Makes sense. On the IO combos, obviously there's a couple of different things running here now. Maybe we could start with the bispecific. Or I suppose I'll ask you this. If you've got combos running with the bispecific, we're excited about seeing how that reads out, and that's effectively shutting down the PD-1 axis. Why do additional combos with PD-1?

Terry Rosen
CEO, Arcus Biosciences

So the PD-1, we started it. We don't know for sure how the Volrustomig will read out. You know we paused enrollment there. We're also going to.

We're going to touch on that in a second.

Yeah. Okay. So what I'll tell you is we're also going to be, we will have a cohort that looks at Ipili PD-1 plus KES alone. So we'll be able to compare that to Volrustomig.

In a 214-like setting or in an adjuvant setting?
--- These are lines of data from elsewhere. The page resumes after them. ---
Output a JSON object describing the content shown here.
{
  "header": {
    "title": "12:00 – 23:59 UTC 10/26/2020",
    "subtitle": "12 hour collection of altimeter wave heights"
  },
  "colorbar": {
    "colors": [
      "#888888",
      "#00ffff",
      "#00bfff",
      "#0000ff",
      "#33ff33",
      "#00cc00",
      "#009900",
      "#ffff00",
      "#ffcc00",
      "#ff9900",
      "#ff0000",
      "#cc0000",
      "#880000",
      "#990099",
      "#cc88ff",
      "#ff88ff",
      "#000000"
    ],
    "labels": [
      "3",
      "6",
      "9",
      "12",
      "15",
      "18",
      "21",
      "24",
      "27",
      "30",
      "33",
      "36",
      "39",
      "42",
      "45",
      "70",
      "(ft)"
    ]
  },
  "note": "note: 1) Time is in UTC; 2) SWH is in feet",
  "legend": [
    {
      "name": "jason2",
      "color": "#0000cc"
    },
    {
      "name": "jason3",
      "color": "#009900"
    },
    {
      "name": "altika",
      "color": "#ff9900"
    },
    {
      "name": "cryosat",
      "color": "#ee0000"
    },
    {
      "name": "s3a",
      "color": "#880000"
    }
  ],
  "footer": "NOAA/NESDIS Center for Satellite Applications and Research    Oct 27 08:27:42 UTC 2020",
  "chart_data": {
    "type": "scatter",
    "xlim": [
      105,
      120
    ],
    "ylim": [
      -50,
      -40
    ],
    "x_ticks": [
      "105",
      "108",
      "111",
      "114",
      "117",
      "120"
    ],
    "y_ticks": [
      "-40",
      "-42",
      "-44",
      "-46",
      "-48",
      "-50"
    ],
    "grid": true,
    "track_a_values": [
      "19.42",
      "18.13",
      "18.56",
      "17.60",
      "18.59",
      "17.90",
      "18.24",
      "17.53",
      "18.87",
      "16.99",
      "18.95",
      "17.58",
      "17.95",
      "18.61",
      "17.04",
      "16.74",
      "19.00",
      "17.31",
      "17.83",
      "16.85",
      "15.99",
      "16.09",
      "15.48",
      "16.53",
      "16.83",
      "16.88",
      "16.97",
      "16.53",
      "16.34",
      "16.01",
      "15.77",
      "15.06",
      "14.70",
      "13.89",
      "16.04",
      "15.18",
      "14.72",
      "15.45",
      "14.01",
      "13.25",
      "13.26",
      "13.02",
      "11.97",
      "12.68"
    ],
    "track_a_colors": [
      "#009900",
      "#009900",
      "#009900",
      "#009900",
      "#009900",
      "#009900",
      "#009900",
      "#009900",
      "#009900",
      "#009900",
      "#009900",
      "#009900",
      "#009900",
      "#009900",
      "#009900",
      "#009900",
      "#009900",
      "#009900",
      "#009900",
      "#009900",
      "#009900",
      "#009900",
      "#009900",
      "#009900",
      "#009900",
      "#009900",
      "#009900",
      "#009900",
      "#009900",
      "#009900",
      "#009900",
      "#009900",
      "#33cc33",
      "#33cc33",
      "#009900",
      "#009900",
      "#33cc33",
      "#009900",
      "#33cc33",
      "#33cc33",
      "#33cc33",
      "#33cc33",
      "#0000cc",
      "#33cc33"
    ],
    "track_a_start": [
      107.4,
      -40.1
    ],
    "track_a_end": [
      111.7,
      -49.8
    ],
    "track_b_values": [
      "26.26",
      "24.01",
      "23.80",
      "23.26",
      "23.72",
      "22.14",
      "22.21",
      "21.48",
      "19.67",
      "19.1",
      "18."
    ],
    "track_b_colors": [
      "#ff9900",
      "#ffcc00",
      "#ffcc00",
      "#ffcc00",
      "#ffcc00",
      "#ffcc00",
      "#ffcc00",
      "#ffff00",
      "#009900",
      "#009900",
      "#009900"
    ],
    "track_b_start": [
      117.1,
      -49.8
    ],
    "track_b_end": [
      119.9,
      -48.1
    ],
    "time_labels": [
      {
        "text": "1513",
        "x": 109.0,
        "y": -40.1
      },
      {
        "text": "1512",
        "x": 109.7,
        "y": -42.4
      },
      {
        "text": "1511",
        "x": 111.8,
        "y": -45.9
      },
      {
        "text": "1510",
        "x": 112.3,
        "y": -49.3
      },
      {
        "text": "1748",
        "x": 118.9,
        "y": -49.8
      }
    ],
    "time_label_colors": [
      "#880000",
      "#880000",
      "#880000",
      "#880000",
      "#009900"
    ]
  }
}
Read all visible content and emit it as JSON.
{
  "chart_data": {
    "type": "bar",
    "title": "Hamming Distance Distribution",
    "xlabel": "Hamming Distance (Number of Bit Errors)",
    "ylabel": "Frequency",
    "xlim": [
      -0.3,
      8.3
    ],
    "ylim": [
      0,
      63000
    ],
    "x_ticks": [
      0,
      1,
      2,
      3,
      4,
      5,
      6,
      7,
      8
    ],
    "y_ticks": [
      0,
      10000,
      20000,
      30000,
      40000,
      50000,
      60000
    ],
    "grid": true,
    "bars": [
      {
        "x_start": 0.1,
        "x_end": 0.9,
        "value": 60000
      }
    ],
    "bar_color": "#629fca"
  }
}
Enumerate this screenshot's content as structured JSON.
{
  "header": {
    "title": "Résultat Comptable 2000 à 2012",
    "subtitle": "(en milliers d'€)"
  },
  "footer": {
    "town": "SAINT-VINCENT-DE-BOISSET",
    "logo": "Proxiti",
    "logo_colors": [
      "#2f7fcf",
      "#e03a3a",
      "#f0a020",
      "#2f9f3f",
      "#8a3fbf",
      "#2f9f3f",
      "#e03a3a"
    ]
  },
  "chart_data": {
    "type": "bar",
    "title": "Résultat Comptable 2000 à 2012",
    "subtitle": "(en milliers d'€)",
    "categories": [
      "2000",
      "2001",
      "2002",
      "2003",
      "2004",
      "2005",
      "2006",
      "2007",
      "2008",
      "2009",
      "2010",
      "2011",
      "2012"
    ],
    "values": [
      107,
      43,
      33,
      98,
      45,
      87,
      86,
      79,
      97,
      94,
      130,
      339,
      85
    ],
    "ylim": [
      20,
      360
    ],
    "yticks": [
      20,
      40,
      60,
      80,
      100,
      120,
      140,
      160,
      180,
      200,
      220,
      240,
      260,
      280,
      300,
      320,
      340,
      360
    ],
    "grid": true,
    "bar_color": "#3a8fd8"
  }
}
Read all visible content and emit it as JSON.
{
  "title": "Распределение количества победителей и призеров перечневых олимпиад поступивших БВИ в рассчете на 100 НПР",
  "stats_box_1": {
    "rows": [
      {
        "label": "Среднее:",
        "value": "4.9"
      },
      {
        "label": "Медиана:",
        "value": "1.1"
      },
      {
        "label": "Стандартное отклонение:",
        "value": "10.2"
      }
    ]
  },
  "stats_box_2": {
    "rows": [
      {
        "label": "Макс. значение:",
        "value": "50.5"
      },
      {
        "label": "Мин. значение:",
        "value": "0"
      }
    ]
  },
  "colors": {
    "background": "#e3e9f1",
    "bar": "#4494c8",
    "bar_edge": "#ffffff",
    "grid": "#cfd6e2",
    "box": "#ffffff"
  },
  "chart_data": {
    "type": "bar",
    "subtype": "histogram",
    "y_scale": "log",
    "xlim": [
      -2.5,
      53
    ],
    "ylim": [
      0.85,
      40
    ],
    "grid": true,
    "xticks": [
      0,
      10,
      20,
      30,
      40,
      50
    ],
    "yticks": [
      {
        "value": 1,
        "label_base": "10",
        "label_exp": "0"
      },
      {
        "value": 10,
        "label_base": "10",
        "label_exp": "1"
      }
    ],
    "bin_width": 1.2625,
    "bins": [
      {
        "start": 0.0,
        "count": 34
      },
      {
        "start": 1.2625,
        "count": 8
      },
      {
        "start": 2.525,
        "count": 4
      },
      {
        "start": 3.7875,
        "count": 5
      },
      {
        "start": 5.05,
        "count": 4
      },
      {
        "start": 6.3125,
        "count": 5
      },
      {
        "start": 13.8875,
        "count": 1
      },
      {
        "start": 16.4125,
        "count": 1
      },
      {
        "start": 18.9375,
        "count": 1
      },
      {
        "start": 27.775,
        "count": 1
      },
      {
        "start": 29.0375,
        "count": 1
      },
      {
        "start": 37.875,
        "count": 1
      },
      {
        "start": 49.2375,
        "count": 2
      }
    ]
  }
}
Oh, in a front line setting. And we'll also probably end up through collaboration looking at the VEGF anti-PD-1 combination as well, which makes sense. It doesn't make sense everywhere, but makes sense in clear cell RCC, may make sense also in HCC. And I think it's highly probable that we'll end up doing a study there. So we'll have the, we basically want to make sure, and what's interesting is the anti-PD-1 combination is looking today very interesting. We'll have more mature data by the middle of the year. But you can imagine that the thing that drove us to think about that is casdatifan is looking as good or better than TKI alone, only has the better AE profile. And so the idea of combining that with anti-PD-1, we thought was worth looking at.

We felt that the sort of best from an efficacy standpoint is, as you mentioned, anti-CTLA-4 and anti-PD-1, but it's also the most risky because that comes with the most AEs. We wanted to have the anti-PD-1 as well.

I'll also ask about the other combo that Merck is running, the triplet with TKI and PD-1, but you're not running that quite yet.

Right. And so we probably will generate a data set. So we obviously will have KEYNOTE Cabozantinib, and we'll have KEYNOTE anti-PD-1. We'll probably generate a safety data set, but we're very strong believers, and we feel like we're skating right to where the investigators want to go to pushing the TKI later. So the idea, and you probably, from everything we know, you were talking about that durability, you can probably get, we'll see how it plays out, two to five years of benefit on those early stage patients and not have to subject them to the TKIs.

You start talking to the physicians, they'll tell you, like when I've talked to guys, I talked to someone I didn't even know they were participating in our study, and they said, like when you give someone casdatifan or HIF-2 inhibitor, anybody who's experienced TKI feels like they're on a vacation. So the physicians feel like drive the TKI, reserve it for later, give that quality of life. It's not like you have to hit that TKI early. So we like those TKI sparing regimens as a default.

All right. Well, so now let's talk about the Volrustomig combo, and I'll ask you about the clinical hold. How much visibility do you have on data so far there, and how much do you have on the hold?

So we don't, the only visibility we have, what it is, is that these were early. So the study started to enroll much quicker than a typical phase I, and these AEs essentially look like CTLA-4 AEs. So what the decision was is let's let those group of patients continue on therapy, see how they play out, see how much difference there is versus what you might expect for CTLA-4 plus anti-PD-1 alone, and then potentially consider would you need to do some sort of protocol amendment where you might dose a little differently, whether that be a loading dose, a lower dose, et cetera. But we'd always planned to also have, and that's why I mentioned the IPPI anti-PD-1, where you get another degree of freedom in terms of how you do your dosing.

Makes sense. Well, we're out of time. We didn't talk about TIGIT. We didn't talk about the HIF-2. But obviously we're excited to see phase III data sets, whenever they come up, including TIGIT. I can't wait to see that data next year. But thank you so much, Terry.

Thank you, and thanks everyone for listening. We appreciate it.